6.
A Bíblia, evidentemente, encerra fatos que a
razão, desenvolvida pela Ciência, não poderia hoje aceitar e outros que
parecem estranhos e derivam de costumes que já não são os nossos. Mas, a par
disso, haveria parcialidade em se não reconhecer que ela guarda grandes e belas
coisas. A alegoria ocupa ali considerável espaço, ocultando sob o seu véu
sublimes verdades, que se patenteiam, desde que se desça ao âmago do
pensamento, pois que logo desaparece o absurdo.
Por que então não se lhe ergueu mais
cedo o véu? De um lado, por falta de luzes que só a Ciência e uma sã filosofia
podiam fornecer e, de outro lado, por efeito do princípio da imutabilidade
absoluta da fé, conseqüência de um respeito ultracego à letra, e, assim, pelo
temor de comprometer a estrutura das crenças, erguida sobre o sentido literal.

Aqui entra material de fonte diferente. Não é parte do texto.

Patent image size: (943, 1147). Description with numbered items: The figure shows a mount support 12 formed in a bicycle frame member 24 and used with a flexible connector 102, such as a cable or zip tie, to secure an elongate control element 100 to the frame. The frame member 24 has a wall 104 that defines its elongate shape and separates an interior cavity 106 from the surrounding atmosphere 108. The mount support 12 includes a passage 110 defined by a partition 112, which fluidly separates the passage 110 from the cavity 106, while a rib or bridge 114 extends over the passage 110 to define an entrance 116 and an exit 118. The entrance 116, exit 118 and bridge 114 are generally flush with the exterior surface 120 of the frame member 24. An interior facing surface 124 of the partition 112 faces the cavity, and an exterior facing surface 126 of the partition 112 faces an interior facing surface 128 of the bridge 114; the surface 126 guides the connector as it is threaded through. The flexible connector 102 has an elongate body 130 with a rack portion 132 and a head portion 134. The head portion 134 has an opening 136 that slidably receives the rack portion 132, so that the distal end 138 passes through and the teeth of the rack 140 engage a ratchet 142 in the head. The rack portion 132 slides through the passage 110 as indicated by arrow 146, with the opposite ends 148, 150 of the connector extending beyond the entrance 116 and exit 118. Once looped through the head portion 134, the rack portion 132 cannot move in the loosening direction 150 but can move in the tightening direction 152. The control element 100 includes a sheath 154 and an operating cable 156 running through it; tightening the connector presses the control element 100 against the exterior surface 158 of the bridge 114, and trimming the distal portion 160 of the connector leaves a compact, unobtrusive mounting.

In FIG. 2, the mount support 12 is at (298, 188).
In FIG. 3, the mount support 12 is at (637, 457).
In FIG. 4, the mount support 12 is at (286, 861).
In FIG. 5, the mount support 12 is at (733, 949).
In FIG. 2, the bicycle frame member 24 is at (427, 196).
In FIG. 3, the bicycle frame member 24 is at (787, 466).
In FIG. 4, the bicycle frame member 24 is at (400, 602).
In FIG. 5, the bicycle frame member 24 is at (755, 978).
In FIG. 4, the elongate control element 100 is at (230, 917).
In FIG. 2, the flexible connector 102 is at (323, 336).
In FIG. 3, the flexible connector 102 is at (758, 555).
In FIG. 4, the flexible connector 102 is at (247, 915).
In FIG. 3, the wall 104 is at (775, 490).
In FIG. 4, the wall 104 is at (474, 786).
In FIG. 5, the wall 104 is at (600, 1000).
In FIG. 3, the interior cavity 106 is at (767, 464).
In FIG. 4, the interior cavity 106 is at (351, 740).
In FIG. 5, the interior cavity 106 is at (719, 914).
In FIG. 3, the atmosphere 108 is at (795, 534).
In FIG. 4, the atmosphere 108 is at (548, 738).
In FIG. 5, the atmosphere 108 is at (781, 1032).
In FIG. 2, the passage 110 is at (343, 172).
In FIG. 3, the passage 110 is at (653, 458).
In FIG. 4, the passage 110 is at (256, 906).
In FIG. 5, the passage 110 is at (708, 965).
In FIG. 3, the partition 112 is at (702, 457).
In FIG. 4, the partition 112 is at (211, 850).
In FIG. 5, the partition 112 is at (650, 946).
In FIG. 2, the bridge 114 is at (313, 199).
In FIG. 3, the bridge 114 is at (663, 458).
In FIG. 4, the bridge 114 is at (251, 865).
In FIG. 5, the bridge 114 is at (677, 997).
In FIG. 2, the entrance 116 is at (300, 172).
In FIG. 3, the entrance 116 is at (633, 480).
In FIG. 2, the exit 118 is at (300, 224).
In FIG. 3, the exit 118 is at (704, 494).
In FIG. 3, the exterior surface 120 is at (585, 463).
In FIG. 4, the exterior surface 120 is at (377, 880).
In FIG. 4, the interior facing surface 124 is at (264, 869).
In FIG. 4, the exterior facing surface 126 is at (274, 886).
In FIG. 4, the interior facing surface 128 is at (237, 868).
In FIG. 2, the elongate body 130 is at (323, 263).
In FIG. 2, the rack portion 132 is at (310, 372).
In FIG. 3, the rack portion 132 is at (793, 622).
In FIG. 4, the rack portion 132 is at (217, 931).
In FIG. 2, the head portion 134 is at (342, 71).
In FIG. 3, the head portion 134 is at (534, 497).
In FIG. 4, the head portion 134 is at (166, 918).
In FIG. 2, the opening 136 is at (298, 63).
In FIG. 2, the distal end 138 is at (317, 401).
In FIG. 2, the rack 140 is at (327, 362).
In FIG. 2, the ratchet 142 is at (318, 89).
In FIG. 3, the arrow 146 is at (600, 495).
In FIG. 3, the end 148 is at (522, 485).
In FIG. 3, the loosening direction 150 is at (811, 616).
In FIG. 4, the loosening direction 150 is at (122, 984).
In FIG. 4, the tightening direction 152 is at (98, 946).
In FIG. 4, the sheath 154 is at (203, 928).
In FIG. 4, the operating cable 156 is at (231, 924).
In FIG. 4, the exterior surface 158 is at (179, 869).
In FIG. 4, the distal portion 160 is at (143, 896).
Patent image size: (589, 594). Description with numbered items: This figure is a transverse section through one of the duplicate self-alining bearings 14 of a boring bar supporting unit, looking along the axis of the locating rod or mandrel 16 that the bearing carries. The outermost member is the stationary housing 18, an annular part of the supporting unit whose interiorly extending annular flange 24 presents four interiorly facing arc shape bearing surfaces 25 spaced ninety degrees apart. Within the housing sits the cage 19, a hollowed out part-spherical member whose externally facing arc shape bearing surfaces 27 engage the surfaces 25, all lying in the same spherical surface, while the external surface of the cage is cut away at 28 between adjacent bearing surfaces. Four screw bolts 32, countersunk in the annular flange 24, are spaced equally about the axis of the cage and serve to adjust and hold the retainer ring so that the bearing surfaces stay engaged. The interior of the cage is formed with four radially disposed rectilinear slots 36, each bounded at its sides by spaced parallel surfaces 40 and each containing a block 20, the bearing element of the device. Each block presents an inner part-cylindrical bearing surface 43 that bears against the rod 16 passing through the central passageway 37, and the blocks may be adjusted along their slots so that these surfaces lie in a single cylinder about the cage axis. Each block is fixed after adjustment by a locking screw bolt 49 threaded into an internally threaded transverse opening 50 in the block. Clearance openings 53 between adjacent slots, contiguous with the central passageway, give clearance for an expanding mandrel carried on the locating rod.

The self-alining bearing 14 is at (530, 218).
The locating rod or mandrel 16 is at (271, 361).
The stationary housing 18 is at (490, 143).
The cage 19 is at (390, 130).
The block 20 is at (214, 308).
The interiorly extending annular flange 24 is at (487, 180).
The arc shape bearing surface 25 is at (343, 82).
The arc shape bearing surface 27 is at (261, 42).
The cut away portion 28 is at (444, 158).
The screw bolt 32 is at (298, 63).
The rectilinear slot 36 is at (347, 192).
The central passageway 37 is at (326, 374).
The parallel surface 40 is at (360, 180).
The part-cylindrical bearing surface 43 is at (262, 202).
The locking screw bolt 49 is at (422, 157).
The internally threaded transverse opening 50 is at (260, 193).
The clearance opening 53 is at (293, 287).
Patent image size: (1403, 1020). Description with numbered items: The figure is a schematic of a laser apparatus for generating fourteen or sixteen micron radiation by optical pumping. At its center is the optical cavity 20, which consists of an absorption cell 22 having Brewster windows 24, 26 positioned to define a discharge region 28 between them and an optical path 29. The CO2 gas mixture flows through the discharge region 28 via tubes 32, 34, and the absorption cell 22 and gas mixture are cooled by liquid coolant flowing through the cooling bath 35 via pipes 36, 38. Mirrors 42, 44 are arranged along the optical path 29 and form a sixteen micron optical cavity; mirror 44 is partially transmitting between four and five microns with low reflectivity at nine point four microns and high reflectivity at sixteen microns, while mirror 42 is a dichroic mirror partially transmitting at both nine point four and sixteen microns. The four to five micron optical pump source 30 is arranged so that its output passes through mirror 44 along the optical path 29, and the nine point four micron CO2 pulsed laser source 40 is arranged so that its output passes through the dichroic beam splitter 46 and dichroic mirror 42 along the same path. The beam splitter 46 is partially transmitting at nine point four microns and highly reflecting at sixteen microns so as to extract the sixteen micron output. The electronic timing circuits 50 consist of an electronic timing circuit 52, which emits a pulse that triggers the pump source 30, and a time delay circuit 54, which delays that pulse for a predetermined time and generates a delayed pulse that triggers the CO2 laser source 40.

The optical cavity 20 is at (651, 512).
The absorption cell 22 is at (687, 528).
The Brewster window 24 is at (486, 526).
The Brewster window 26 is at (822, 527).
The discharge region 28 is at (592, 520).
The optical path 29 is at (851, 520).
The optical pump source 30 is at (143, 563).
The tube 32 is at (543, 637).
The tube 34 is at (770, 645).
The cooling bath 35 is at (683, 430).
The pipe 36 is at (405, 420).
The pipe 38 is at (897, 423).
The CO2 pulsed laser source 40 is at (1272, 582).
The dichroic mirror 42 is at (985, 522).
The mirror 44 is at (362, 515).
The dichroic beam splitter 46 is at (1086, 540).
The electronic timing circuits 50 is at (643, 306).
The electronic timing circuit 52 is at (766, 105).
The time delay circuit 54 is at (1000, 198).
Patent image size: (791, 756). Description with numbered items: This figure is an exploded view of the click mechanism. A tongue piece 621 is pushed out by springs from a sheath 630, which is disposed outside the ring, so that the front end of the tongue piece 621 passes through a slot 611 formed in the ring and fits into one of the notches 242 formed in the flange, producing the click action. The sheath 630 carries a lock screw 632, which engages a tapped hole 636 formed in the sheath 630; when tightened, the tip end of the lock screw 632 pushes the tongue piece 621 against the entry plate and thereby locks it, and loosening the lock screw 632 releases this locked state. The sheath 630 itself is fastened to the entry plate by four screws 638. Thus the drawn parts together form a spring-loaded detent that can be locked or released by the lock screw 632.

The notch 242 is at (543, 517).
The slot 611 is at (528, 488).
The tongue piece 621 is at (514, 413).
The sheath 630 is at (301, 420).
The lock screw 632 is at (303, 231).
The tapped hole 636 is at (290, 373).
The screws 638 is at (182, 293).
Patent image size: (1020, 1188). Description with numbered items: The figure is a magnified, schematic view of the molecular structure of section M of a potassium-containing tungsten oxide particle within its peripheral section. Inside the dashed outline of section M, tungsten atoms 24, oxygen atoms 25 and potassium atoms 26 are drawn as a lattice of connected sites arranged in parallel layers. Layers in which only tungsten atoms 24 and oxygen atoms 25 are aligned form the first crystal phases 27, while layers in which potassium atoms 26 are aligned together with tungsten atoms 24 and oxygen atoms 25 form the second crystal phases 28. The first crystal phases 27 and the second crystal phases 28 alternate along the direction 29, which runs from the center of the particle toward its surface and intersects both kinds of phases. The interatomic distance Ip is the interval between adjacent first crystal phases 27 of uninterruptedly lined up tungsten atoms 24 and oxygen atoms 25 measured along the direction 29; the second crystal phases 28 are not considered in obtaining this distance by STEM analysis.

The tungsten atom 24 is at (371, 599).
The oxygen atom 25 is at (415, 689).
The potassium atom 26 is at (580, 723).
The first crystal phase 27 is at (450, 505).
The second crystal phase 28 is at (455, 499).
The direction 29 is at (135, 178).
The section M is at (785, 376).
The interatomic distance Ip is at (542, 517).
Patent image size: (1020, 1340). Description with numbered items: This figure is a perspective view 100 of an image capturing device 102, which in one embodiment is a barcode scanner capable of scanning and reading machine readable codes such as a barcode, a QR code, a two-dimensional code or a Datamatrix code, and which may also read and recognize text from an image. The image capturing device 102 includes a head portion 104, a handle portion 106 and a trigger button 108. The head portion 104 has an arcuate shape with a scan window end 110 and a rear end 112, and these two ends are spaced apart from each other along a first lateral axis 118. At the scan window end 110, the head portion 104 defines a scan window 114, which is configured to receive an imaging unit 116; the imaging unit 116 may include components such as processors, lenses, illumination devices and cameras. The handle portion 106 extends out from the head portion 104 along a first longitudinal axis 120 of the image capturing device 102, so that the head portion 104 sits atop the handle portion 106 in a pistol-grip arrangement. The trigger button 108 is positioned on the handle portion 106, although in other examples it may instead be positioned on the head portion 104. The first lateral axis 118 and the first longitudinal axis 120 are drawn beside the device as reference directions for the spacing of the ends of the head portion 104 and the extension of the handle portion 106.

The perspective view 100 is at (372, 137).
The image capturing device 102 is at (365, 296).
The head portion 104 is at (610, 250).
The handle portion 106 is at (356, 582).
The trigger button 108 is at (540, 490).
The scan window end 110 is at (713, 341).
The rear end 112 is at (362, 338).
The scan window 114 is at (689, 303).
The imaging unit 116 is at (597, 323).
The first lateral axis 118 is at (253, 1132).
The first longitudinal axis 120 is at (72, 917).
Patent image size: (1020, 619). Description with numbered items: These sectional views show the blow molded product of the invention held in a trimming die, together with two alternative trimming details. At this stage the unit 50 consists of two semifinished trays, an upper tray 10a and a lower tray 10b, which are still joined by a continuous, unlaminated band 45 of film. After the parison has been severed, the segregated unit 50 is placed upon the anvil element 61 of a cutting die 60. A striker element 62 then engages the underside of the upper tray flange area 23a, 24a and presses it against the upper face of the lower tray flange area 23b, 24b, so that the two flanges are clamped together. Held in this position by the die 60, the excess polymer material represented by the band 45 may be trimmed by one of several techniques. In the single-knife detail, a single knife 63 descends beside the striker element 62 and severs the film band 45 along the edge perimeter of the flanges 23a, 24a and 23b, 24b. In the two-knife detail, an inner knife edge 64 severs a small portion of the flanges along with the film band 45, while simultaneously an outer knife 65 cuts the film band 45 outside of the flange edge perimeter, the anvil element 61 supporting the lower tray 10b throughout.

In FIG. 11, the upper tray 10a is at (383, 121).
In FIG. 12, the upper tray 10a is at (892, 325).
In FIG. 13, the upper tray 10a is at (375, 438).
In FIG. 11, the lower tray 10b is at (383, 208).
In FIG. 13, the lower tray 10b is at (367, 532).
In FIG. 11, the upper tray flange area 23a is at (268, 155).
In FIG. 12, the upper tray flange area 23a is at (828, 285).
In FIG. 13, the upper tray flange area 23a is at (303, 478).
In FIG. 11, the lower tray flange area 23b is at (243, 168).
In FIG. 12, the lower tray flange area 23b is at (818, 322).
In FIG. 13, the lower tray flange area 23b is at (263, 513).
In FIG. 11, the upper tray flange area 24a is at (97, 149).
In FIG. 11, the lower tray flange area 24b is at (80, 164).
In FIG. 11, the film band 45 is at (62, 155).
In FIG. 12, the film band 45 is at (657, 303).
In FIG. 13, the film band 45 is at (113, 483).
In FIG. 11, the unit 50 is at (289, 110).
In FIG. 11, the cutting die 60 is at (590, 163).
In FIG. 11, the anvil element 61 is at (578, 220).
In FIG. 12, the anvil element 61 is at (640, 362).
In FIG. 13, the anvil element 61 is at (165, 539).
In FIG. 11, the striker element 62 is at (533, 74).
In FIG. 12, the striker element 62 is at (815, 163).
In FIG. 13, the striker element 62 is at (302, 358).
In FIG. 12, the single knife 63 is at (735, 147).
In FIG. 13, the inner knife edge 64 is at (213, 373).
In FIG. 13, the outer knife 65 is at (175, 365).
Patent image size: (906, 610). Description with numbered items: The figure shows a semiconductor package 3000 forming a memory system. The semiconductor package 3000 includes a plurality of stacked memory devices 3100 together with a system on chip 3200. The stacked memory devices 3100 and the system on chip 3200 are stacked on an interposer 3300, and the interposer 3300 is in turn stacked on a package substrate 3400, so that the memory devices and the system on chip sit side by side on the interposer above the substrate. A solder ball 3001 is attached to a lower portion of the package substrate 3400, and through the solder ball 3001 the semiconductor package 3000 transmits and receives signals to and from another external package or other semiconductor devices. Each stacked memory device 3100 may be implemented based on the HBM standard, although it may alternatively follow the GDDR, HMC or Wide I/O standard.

Partindo, tais crenças, de um ponto primitivo, houve o receio de que, se se
rompesse o primeiro anel da cadeia, todas as malhas da rede acabassem
separando-se. Fecharam-se então os olhos obstinadamente. Mas, fechar os olhos
ao perigo não é evitá-lo. Quando uma construção se afasta do prumo, não manda a
prudência que se substituam imediatamente as pedras ruins por pedras boas, em
vez de se esperar, pelo respeito que infunda a vetustez do edifício, que o mal
se torne irremediável e que se faça preciso reconstruí-lo de cima a baixo?